Para finalizar o discurso anti-bullying, o activista homossexual insulta (bullying?) as alunas e os alunos que se recusam a ficar a ouvir os seus ataques aos Cristãos.

Tudo em nome do anti-bullying.

Torna-se cada vez mais óbvio que os activistas homossexuais não querem - nem nunca quiseram - apenas e só "tolerância". O que eles querem é o mesmo que toda a esquerda militante quer: louvor, elogios e poder - ao mesmo tempo que planeiam criticar, silenciar e exercer bullying sobre qualquer pessoa que se atreva a criticar o seu auto-destrutivo comportamento sexual.

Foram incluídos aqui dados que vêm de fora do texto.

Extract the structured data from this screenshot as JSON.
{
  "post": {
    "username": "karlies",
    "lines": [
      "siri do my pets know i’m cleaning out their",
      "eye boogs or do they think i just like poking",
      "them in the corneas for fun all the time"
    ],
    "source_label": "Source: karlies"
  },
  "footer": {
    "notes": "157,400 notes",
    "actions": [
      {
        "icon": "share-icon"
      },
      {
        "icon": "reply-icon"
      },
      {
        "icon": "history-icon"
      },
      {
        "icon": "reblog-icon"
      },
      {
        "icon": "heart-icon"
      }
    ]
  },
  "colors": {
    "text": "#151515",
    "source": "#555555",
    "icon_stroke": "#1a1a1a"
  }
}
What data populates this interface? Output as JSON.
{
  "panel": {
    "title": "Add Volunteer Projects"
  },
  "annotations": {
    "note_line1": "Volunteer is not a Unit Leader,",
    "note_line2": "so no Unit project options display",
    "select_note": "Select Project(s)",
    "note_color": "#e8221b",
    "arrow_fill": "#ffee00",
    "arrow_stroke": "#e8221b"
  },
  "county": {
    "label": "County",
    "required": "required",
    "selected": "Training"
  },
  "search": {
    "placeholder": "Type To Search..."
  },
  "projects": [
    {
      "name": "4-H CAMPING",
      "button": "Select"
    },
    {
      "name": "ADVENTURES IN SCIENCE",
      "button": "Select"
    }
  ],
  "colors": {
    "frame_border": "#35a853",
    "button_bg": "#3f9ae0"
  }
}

O vídeo que se vê mais embaixo mostra um pouco disto em acção - junto da grande hipocrisia dum orador anti-bullying a exercer bullying sobre alunos e a encorajar outros que façam o mesmo. Naturalmente que quem discordar com ele é um "bully" na sua mente.

Isto só demonstra que o "diálogo" com os activistas homossexuais (ou outro membro da esquerda militante) é algo totalmente desnecessário e inconsequente. As pessoas esquecem-se sempre que o que torna o diálogo possível são valores comuns. Entre o activismo activismo homossexual e o resto da sociedade não existem valores comuns suficientes necessários para a produção de respeito e entendimento mútuos.

Com um grande número de pessoas actuais o diálogo é impossível precisamente porque o diálogo é para elas uma plataforma de ridículo e de ataques e não uma forma de se chegar a um entendimento.